Parte dessa facilidade é inerente à própria visão de mundo desse
tempo. Um mundo absolutamente sem fronteiras, tanto pela globalização
quanto pela integração tecnológica. A vida em rede facilita a troca de
experiências entre pessoas em polos opostos do planeta. Os Alphas se
adaptaram a essa realidade das últimas duas décadas. É um universo tão
novo que até o conceito de tempo e espaço foi alterado. Os Alphas, mesmo
os não inteiramente alfabetizados, sabem trocar mensagens com parentes e
amigos da escola. E ampliam seu entorno para amizades fora do círculo
de convivência, em conversas virtuais esporádicas. Se para a geração X,
dos nascidos entre 1965 e 1980, o contato físico e os papos “olho no
olho” — ou ao menos por telefone — eram mais importantes, para os Alphas
os encontros podem ser espaçados. “O conceito de tempo para eles fica
diferente. Não precisa ser ao mesmo tempo. A gente pode ter uma conversa
com uma diferença de uma semana e se sentir super próximo”, explica
Fagundes.
Vale aqui abrir uma discussão. A teoria geracional criada pelas
ciências humanas busca entender o comportamento de uma sociedade nascida
em um mesmo período ou contexto histórico. Foi assim que os Baby
Boomers, nascidos entre as décadas de 1940 e 1960, começaram a ser
estudados. Foi o momento da explosão demográfica, quando os homens
voltavam para casa após o fim da Segunda Guerra Mundial. Mas definir
gerações, enquadrá-las, é, necessariamente, fazer um recorte. E, assim,
evidente, deixar nuances de lado. Não raro, pode-se cair na armadilha
dos estereótipos.

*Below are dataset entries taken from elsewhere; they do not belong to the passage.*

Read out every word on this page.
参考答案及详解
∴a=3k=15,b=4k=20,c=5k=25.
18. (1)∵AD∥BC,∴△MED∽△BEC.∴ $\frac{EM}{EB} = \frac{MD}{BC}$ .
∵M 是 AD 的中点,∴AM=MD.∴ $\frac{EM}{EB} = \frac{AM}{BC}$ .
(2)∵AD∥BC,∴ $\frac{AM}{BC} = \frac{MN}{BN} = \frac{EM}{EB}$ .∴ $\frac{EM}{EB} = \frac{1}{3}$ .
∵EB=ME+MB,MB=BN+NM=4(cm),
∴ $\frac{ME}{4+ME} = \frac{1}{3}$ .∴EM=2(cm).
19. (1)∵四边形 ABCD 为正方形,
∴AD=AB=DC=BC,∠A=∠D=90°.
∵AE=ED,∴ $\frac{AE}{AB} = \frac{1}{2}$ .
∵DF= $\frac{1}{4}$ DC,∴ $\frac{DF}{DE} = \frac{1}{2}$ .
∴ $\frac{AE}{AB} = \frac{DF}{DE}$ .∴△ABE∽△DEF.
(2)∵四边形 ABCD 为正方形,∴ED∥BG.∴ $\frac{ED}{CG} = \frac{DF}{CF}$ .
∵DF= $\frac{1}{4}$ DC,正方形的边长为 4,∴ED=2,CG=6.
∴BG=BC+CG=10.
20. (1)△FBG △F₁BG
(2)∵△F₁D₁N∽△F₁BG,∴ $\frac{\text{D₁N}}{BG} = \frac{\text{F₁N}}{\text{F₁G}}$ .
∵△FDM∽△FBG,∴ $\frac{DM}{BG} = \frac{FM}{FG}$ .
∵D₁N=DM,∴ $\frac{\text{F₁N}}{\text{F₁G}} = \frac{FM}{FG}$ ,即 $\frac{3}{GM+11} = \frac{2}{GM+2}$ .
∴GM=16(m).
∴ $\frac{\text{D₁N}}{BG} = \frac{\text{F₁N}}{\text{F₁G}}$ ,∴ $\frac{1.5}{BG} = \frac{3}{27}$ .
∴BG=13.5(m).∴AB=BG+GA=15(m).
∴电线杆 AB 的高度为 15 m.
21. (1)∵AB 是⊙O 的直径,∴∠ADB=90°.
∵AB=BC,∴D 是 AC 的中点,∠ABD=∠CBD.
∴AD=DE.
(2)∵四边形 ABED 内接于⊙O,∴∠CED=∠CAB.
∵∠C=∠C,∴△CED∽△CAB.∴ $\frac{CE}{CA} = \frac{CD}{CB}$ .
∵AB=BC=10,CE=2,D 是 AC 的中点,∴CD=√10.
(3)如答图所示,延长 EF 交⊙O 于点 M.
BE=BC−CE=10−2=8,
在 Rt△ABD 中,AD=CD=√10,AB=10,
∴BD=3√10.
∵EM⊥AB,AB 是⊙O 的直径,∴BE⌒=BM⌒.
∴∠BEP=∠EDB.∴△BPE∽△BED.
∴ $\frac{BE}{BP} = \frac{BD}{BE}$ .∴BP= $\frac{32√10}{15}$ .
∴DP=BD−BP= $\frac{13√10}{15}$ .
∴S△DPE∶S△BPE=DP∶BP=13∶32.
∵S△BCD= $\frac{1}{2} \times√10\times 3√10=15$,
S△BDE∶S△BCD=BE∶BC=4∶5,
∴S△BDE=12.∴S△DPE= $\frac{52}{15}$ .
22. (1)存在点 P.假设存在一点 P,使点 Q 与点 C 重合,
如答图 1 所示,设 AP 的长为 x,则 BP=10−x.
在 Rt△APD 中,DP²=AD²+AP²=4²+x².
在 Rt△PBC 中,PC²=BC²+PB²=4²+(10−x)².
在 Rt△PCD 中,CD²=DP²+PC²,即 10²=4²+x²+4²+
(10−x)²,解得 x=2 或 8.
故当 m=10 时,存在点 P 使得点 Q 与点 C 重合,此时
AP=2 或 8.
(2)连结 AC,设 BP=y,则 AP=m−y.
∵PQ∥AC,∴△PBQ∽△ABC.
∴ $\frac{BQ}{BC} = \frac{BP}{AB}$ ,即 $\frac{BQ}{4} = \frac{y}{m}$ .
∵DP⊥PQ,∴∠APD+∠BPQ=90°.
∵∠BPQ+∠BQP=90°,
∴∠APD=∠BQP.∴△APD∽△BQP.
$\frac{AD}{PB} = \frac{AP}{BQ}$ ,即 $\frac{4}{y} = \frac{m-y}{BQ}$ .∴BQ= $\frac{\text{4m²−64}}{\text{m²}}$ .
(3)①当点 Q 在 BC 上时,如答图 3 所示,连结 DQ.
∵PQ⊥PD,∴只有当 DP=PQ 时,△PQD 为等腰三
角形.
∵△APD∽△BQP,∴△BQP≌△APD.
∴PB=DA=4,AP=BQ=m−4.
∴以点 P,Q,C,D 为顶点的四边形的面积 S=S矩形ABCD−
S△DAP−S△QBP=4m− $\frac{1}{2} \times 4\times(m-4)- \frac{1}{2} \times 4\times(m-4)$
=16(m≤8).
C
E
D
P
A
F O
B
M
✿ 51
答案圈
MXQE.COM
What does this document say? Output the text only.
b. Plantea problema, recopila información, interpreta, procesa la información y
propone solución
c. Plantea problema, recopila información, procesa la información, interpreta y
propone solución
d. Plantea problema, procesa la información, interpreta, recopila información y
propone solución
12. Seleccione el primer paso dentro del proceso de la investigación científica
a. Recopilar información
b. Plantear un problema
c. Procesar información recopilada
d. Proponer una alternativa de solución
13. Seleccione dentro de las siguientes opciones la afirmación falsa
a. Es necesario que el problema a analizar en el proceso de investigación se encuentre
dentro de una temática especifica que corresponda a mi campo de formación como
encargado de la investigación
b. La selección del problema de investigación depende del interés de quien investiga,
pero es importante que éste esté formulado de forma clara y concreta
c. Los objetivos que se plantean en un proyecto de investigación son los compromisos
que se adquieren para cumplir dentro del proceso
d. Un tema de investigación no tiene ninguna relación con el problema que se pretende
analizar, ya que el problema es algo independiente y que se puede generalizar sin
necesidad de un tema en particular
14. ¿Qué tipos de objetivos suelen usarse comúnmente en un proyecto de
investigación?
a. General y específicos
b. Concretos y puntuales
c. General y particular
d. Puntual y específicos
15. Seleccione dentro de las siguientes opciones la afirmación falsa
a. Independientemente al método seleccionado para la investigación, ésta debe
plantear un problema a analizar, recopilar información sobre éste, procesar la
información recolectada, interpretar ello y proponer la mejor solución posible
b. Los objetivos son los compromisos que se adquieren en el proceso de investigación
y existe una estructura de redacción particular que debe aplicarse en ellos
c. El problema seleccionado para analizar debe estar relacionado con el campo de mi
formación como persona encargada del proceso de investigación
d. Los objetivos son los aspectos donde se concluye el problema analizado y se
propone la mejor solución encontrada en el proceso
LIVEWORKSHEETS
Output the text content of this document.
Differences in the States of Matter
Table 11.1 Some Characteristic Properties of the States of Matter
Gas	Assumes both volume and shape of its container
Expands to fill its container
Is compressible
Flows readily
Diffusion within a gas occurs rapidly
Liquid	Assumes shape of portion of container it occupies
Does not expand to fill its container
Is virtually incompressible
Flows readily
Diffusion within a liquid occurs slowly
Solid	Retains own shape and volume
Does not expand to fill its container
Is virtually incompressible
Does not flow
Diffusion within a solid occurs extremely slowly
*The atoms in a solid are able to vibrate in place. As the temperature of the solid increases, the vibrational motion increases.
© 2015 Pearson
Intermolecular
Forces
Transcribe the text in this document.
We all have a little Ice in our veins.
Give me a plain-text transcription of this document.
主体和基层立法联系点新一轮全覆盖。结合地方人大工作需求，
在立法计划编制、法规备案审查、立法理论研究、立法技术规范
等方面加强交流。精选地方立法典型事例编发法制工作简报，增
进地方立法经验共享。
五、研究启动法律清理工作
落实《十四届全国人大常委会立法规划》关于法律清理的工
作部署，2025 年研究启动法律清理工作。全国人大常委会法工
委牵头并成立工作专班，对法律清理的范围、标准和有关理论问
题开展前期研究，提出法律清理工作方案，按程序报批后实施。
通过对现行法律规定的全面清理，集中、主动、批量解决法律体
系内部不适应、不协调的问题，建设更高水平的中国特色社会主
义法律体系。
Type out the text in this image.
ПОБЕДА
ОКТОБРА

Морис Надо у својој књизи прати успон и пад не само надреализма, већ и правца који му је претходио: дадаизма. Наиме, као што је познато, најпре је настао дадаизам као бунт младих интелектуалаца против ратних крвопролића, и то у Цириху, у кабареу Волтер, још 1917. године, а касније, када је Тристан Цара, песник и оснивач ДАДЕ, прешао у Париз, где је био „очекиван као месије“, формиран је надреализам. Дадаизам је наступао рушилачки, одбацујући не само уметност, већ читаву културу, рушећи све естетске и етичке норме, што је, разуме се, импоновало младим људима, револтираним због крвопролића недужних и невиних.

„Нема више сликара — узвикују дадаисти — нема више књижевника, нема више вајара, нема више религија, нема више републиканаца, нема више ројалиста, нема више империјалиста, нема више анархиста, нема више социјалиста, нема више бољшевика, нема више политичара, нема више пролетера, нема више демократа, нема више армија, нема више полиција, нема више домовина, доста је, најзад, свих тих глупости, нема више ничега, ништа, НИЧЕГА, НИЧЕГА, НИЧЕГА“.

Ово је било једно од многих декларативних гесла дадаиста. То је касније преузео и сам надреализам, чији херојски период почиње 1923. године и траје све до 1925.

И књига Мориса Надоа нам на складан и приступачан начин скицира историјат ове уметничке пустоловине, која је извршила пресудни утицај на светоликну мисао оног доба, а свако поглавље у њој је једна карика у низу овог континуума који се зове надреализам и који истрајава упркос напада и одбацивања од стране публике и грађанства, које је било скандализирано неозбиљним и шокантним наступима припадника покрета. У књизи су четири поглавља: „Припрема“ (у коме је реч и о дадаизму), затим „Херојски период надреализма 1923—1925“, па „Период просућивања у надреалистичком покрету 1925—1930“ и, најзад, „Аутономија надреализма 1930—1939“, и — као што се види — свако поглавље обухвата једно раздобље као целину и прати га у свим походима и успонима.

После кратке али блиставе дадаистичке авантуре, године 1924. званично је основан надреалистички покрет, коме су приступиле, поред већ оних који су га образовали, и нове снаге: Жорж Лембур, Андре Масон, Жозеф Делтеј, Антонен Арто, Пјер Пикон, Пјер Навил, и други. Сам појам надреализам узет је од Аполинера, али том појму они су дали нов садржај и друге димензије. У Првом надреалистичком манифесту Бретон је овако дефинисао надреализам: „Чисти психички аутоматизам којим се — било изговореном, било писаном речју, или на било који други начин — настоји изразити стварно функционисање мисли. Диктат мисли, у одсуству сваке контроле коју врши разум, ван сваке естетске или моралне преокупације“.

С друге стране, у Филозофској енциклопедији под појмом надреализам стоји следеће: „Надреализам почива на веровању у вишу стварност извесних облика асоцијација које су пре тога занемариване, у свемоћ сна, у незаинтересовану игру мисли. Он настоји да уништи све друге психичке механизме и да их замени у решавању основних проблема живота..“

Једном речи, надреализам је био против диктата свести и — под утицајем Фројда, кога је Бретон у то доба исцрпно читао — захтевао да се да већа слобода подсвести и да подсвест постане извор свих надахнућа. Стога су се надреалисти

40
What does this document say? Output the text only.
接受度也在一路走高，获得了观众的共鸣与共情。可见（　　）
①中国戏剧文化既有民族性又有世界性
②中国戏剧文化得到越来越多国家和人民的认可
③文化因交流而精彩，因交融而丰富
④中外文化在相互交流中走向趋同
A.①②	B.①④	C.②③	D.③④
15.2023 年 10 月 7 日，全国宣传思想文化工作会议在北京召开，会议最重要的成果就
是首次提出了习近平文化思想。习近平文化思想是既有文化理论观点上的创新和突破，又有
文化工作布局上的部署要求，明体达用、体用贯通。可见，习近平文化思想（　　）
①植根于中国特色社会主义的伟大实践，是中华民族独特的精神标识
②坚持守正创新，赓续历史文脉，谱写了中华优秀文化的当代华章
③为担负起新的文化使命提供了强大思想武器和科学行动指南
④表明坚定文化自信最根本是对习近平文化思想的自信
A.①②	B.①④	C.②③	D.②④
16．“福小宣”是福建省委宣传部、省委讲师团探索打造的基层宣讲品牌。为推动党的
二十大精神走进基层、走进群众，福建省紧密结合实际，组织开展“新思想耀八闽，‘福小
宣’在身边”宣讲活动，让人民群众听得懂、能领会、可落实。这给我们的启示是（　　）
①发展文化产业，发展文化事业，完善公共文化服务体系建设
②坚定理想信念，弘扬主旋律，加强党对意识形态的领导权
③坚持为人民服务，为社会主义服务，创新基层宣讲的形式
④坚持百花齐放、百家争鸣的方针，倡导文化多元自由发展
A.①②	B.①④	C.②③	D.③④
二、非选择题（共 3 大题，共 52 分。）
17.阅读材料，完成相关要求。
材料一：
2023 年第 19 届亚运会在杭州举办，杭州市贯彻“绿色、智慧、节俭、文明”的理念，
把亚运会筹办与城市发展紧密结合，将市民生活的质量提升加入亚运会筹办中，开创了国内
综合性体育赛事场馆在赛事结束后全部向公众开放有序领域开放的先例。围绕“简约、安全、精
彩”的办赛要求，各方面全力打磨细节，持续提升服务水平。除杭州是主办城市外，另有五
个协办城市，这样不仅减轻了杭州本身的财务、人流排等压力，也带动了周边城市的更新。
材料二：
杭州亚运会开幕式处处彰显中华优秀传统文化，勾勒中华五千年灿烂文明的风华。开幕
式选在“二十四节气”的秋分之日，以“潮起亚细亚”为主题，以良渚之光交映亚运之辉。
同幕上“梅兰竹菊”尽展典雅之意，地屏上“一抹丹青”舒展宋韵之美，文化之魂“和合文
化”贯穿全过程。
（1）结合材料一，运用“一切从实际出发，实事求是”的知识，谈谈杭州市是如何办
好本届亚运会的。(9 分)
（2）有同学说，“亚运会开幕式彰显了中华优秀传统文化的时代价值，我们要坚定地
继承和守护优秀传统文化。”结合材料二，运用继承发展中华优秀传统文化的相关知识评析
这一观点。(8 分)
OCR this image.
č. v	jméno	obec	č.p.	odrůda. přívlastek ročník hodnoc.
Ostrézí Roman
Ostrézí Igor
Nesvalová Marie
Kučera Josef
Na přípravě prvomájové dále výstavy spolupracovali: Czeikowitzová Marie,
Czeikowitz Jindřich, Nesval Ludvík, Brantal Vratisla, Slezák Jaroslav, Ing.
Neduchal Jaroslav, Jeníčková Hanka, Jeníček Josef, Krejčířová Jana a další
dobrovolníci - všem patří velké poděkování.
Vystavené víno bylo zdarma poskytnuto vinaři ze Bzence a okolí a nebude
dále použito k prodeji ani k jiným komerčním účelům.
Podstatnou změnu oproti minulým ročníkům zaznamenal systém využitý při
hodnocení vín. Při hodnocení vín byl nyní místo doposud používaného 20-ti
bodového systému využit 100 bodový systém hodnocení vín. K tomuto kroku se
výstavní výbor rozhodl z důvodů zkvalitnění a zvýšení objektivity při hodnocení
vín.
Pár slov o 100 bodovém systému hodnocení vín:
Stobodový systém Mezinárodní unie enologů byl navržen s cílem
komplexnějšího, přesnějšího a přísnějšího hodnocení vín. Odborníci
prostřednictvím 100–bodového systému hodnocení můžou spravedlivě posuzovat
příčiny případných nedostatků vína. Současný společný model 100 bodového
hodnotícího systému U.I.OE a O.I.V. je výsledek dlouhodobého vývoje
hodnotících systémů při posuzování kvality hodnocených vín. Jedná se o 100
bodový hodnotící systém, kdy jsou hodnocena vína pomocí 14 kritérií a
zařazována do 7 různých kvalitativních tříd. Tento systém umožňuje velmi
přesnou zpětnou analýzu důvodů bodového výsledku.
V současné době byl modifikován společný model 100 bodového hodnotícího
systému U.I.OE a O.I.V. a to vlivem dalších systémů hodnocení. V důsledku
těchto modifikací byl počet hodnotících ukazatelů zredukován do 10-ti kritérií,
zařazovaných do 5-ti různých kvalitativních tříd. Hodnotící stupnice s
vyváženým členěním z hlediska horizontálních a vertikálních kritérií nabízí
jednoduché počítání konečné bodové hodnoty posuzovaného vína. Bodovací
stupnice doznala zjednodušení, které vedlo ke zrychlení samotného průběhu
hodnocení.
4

Numa reportagem da The Atlantic
sobre o assunto, Dan Woodman, professor de sociologia da Universidade
de Melbourne que estuda rótulos geracionais, crava: "Provavelmente
ficaríamos irritados se fizéssemos com gênero ou raça o que ainda
conseguimos fazer com gerações”. Por outro lado, rotular uma geração
ajuda a descrevê-la e pode ajudar a compreendê-la. “Uma das coisas que
fazemos com rótulos geracionais é fazer afirmações sobre o quão
diferente essa turma é – eles são tão diferentes, quase estranhos em
suas atitudes, que você precisa pagar alguns especialistas para entrar e
explicá-los para você.” E paga-se muito bem, ele conta. Neil Howe, um
dos criadores do termo Millenials, há cerca de 30 anos, fez uma
lucrativa carreira em consultoria, palestrando e escrevendo sobre
gerações.
De qualquer forma, é com esses recortes que nos acostumamos a tentar
avaliar e prever comportamentos. O próprio Woodman reflete, sobre os
Alphas, que “eles ainda são crianças”. “Muitas coisas que atribuímos a
uma geração estão na maneira como ela começa a pensar sobre política, na
maneira como se envolve com a cultura e [se] é uma fonte de novos
movimentos sociais.” Mas compreende-se mais a fundo uma geração, de
forma mais substancial, quando eles entram na adolescência. Depois dos
Baby Boomers, sociólogos, antropólogos, cientistas sociais e outros
estudiosos das humanidades buscaram compreender como seus filhos se
diferenciavam de seus antecessores. Robert Capa, fundador da agência
Magnum, cunhou o termo geração X, por não encontrar uma definição
específica para os nascidos no pós-guerra. Mas a expressão se
popularizou após o lançamento da banda Generation X, criada pelo cantor
inglês Billy Idol e o lançamento do livro Geração X: contos para uma
cultura acelerada, de Douglas Coupland.
As gerações seguintes sempre foram definidas por letras, como a Y,
entre 1980 a 1995 (que também ficou conhecida como Millenial), e a Z, de
1995 a 2010. Esgotadas as letras do alfabeto romano, o sociólogo
australiano Mark McCrindle, que também tem uma agência de consultoria,
fez, em 2008, uma pesquisa — online, claro. Vários nomes associados à
tecnologia surgiram ali, como os “Onliners”, “Generation Surf” ou
“Technos”. Outros atribuíam à nova geração o peso de redimir os pecados
das anteriores, como “Regeneração”, “Geração Esperança”, os
“Salvadores”, “Geração Y-não”. McCrindle, porém, optou por adotar um
novo alfabeto. Para os bebês que nasceram a partir de 2010, chamou-os de
geração Alpha, a primeira letra grega.
Eu, robô
Voltemos a ela. Com uma exposição tão ostensiva às telas, o
comportamento dos Alphas também é moldado pelo conteúdo consumido nas
plataformas digitais. Os referenciais, dos ideais de beleza do corpo de
mulheres e homens até o de seus adereços, vêm com o filtro da
publicidade e dos influenciadores. “Estamos falando sobre todo um ideal
de existência física, que é manifestado de uma forma totalmente editada
nas redes”, explica Pedro Almeida, mestre em antropologia pela UFBA e
gestor de inovação. Ele ressalta que os conteúdos nesses espaços,
principalmente dos perfis profissionais, são editados para mostrar a
vida sempre por um ângulo positivo. Nas raras vezes em que o aspecto
negativo é abordado, as mensagens são pensadas de maneira a favorecer a
personagem no vídeo. É uma realidade fantasiosa.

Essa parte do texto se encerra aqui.